僕がよく使う胡椒の葉だけど、これの葉っぱだ。

って事は?と思って種が実ってないか確認すると実っていた。

赤かったり、まだ緑だったりと、いろがバラバラだけど、

形は胡椒っぽい。

これを乾燥させれば意外にいいんじゃないかな?


それと、前世で、じいちゃんからおそわった、薬草の一部もそのまま有った。

竜牙草とか、薄荷とか、唐辛子もあった。

他にも、忍冬、クコ、当帰、黄書、山椒など、

他にも色々と漢方に使えそうな物を見つけることが出来た。

見つけた側からンダンダにはそれは毒だとかそれは苦いとか、色々言われた。

最後に青紫の花を咲かせている草、じいちゃんの山でよく見たやつ。

トリカブトも見つけた。

これは使えるかもしれないと思ったけど、触ろうとしたらンダンダに止められた。

猛毒だという。

そりゃ猛毒だけど、薄めればクスリに成るんだよ?


それから、弟切草も見つけた。

色々見つけたけど、気候や時期がバラバラのものが一同に生えていたりするのが不思議だ。

何故だろう?


でも採れるものは取っておこう。

そう思って、トリカブトはこっそり葉っぱに包んでカゴの端に突っ込んでおいた。


更に探索をすすめると、

いろいろな匂いがすると思って、匂いを追う内にローズマリーやミントらしきハーブもゲット出来た。

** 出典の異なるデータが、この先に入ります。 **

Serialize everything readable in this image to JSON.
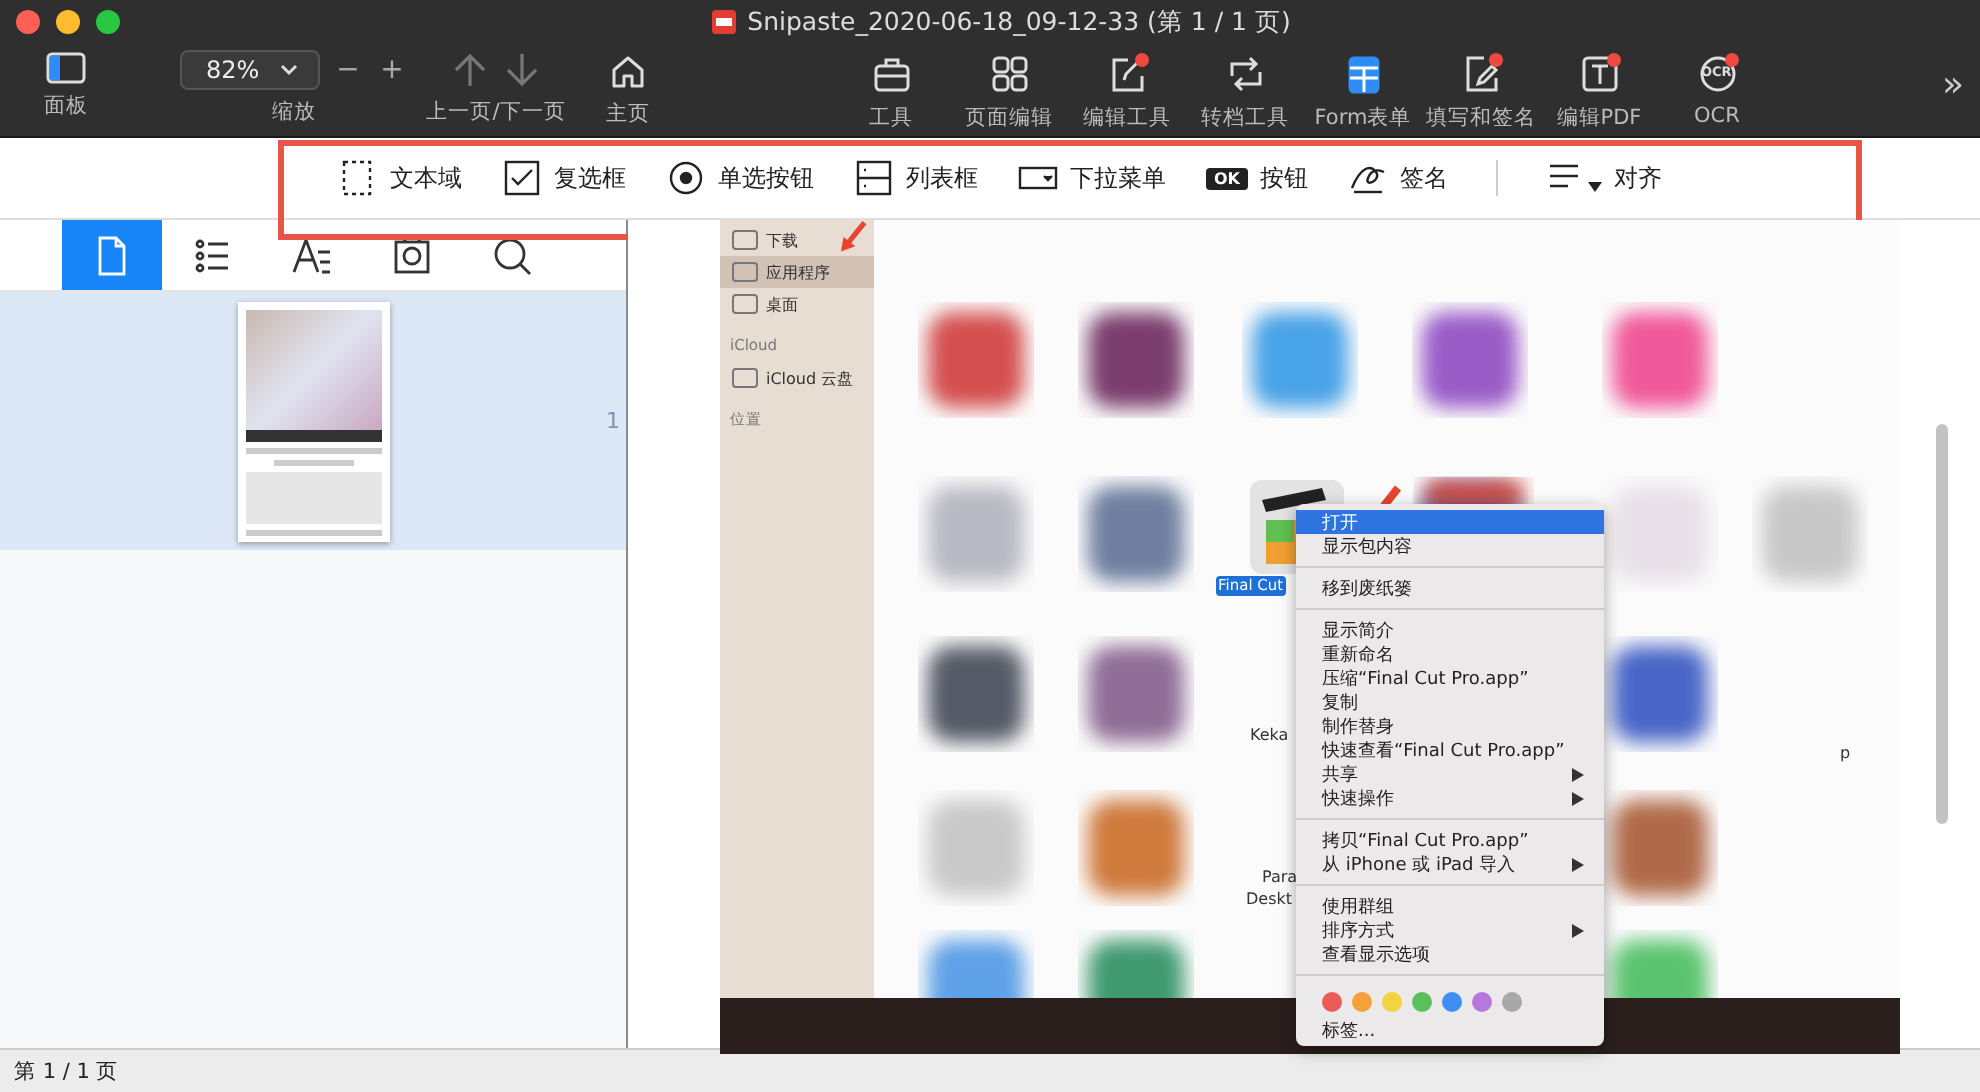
{
  "window": {
    "title": "Snipaste_2020-06-18_09-12-33 (第 1 / 1 页)"
  },
  "toolbar": {
    "panel_label": "面板",
    "zoom": {
      "value": "82%",
      "decrease": "−",
      "increase": "+",
      "label": "缩放"
    },
    "page_nav_label": "上一页/下一页",
    "home_label": "主页",
    "tools": [
      {
        "label": "工具",
        "badge": false,
        "selected": false
      },
      {
        "label": "页面编辑",
        "badge": false,
        "selected": false
      },
      {
        "label": "编辑工具",
        "badge": true,
        "selected": false
      },
      {
        "label": "转档工具",
        "badge": false,
        "selected": false
      },
      {
        "label": "Form表单",
        "badge": false,
        "selected": true
      },
      {
        "label": "填写和签名",
        "badge": true,
        "selected": false
      },
      {
        "label": "编辑PDF",
        "badge": true,
        "selected": false
      },
      {
        "label": "OCR",
        "badge": true,
        "selected": false,
        "icon_text": "OCR"
      }
    ],
    "overflow": "»"
  },
  "form_tools": [
    {
      "label": "文本域",
      "dropdown": false
    },
    {
      "label": "复选框",
      "dropdown": false
    },
    {
      "label": "单选按钮",
      "dropdown": false
    },
    {
      "label": "列表框",
      "dropdown": false
    },
    {
      "label": "下拉菜单",
      "dropdown": false
    },
    {
      "label": "按钮",
      "dropdown": false,
      "icon_text": "OK"
    },
    {
      "label": "签名",
      "dropdown": false
    },
    {
      "label": "对齐",
      "dropdown": true
    }
  ],
  "sidebar": {
    "tabs": [
      {
        "selected": true
      },
      {
        "selected": false
      },
      {
        "selected": false
      },
      {
        "selected": false
      },
      {
        "selected": false
      }
    ],
    "pages": [
      {
        "number": "1",
        "selected": true
      }
    ]
  },
  "document": {
    "finder_sidebar": [
      {
        "kind": "item",
        "label": "下载",
        "selected": false
      },
      {
        "kind": "item",
        "label": "应用程序",
        "selected": true
      },
      {
        "kind": "item",
        "label": "桌面",
        "selected": false
      },
      {
        "kind": "header",
        "label": "iCloud"
      },
      {
        "kind": "item",
        "label": "iCloud 云盘",
        "selected": false
      },
      {
        "kind": "header",
        "label": "位置"
      }
    ],
    "file_labels": [
      {
        "label": "Final Cut",
        "selected": true
      },
      {
        "label": "Keka",
        "selected": false
      },
      {
        "label": "Para",
        "selected": false
      },
      {
        "label": "Deskt",
        "selected": false
      },
      {
        "label": "p",
        "selected": false
      }
    ],
    "context_menu": {
      "groups": [
        [
          {
            "label": "打开",
            "selected": true,
            "submenu": false
          },
          {
            "label": "显示包内容",
            "selected": false,
            "submenu": false
          }
        ],
        [
          {
            "label": "移到废纸篓",
            "selected": false,
            "submenu": false
          }
        ],
        [
          {
            "label": "显示简介",
            "selected": false,
            "submenu": false
          },
          {
            "label": "重新命名",
            "selected": false,
            "submenu": false
          },
          {
            "label": "压缩“Final Cut Pro.app”",
            "selected": false,
            "submenu": false
          },
          {
            "label": "复制",
            "selected": false,
            "submenu": false
          },
          {
            "label": "制作替身",
            "selected": false,
            "submenu": false
          },
          {
            "label": "快速查看“Final Cut Pro.app”",
            "selected": false,
            "submenu": false
          },
          {
            "label": "共享",
            "selected": false,
            "submenu": true
          },
          {
            "label": "快速操作",
            "selected": false,
            "submenu": true
          }
        ],
        [
          {
            "label": "拷贝“Final Cut Pro.app”",
            "selected": false,
            "submenu": false
          },
          {
            "label": "从 iPhone 或 iPad 导入",
            "selected": false,
            "submenu": true
          }
        ],
        [
          {
            "label": "使用群组",
            "selected": false,
            "submenu": false
          },
          {
            "label": "排序方式",
            "selected": false,
            "submenu": true
          },
          {
            "label": "查看显示选项",
            "selected": false,
            "submenu": false
          }
        ]
      ],
      "tag_colors": [
        {
          "color": "#ec5b57"
        },
        {
          "color": "#f4a13b"
        },
        {
          "color": "#f5d33f"
        },
        {
          "color": "#5ac15a"
        },
        {
          "color": "#3f8ff0"
        },
        {
          "color": "#b678de"
        },
        {
          "color": "#a8a8a8"
        }
      ],
      "tags_label": "标签..."
    }
  },
  "status_bar": {
    "page_info": "第 1 / 1 页"
  }
}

他にも、パパムイとギギリカが活躍して、この世界独自の植物もゲットしていた。

パパムイは何故か、土に埋まっているものを見つける癖が有るみたいだ。

ギギリカはいい匂いのする物ばかり採ってくる。


こうしてみると、意外に多くの薬草が生えているようだ。

もっとこの知識を皆に伝えることが出来るといいなぁ。